I have gone from worrying about the health of each and every member of my family with every cough, sniffle or sneeze to trying to live in the moment and appreciating what we have right now. What will life be like once this is over? Will there be a job to go back to? How will our economy survive? What will change once we are on the other side of this pandemic? How long will it last? Will we ever be the same again?
Keeping track of what’s going on
There is a post on Facebook at the moment which sums up what is going on and also what made me write this blog:
I have gone from worrying about homeschooling my daughters and what to teach them to appreciating, even if slightly overwhelmed, with all the free resources available to them. From thinking I have endless time to do things with the girls and by myself to becoming very busy following online timetables and classes. From pretending we are on holiday to trying to get a bit of structure into our lives. From wishing, I was still in my old job and working from home to being ok with attempting to home school my daughters.

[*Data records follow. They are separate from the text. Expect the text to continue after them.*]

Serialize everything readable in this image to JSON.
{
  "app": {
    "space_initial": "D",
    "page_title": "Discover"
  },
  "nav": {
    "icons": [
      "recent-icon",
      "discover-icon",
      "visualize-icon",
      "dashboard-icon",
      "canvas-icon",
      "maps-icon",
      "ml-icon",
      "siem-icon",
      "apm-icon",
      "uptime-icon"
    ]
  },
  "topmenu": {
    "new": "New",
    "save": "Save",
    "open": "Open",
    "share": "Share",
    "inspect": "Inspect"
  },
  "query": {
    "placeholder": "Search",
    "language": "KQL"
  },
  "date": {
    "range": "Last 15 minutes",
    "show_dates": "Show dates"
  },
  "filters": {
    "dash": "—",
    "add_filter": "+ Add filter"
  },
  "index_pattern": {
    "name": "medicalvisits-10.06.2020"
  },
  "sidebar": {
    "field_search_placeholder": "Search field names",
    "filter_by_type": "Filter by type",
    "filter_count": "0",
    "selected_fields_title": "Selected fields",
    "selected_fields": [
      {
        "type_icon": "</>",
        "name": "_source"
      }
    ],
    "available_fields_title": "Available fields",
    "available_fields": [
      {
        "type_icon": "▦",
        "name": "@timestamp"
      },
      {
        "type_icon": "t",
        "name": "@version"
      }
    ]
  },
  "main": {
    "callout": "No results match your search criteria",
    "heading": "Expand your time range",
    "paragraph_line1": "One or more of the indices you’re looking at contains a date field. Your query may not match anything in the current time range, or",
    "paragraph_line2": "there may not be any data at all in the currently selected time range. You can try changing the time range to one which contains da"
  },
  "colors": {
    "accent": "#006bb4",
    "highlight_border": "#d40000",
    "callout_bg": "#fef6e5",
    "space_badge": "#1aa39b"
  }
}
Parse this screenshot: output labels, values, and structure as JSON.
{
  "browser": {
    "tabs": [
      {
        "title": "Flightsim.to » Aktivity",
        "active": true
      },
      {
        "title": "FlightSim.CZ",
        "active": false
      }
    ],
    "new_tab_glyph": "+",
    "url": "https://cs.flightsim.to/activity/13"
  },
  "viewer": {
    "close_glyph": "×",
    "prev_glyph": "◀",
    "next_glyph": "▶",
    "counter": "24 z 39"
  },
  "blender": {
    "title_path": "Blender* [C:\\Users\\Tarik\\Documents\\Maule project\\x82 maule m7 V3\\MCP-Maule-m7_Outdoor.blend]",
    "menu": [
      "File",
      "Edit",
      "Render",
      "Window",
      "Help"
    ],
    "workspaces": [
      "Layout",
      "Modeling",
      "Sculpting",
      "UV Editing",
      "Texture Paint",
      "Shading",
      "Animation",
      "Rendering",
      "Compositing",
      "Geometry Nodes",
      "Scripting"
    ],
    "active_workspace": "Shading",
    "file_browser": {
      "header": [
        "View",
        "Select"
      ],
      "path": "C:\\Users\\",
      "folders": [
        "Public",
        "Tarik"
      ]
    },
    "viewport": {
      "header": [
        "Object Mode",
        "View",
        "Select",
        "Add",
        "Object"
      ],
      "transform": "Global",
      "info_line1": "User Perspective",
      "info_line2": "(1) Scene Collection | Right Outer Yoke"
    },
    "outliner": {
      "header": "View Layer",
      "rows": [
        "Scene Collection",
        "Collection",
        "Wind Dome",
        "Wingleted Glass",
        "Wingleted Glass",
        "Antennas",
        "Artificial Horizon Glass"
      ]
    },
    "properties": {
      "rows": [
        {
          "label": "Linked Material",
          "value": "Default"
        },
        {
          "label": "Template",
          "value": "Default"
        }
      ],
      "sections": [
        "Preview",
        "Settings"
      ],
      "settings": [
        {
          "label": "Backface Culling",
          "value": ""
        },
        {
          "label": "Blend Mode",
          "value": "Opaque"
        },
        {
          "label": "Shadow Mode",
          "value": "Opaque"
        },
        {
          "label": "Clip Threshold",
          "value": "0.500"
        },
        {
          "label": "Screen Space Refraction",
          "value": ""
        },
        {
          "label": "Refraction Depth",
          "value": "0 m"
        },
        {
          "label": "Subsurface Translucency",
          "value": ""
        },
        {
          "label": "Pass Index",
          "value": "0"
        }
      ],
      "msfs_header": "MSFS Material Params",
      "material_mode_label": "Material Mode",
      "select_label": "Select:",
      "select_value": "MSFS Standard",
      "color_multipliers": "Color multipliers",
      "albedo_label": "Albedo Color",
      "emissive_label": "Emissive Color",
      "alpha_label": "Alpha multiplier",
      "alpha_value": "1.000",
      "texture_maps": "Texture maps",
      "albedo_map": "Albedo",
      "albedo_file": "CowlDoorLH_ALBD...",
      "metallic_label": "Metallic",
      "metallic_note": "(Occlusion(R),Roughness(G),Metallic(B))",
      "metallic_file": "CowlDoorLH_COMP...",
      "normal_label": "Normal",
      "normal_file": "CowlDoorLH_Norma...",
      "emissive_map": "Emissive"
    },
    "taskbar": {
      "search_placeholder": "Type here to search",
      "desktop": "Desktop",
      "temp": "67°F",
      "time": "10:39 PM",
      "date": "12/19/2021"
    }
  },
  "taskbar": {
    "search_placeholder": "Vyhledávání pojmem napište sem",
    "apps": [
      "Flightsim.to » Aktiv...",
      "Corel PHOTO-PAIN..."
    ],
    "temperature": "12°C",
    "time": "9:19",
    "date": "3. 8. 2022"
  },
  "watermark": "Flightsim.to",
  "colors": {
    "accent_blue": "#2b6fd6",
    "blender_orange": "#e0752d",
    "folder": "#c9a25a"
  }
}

From feeling cooped up to being glad that we have a house and a garden.
Until further notice
If we survive this we should be okay. March has mostly been about trying to adapt to this new lifestyle mainly because the schools could be closed for a long time. From now until school starts, life will be strange. Even after the lockdown is over, I think I will still worry about it. Hopefully, the girls will remember it as a mostly idyllic time spent at home.
The girls are getting their outfits ready for a fancy dress #PEwithJoe for the morning and I’ve printed half a rain-forest with work for the girls to do. We carry on until further notice.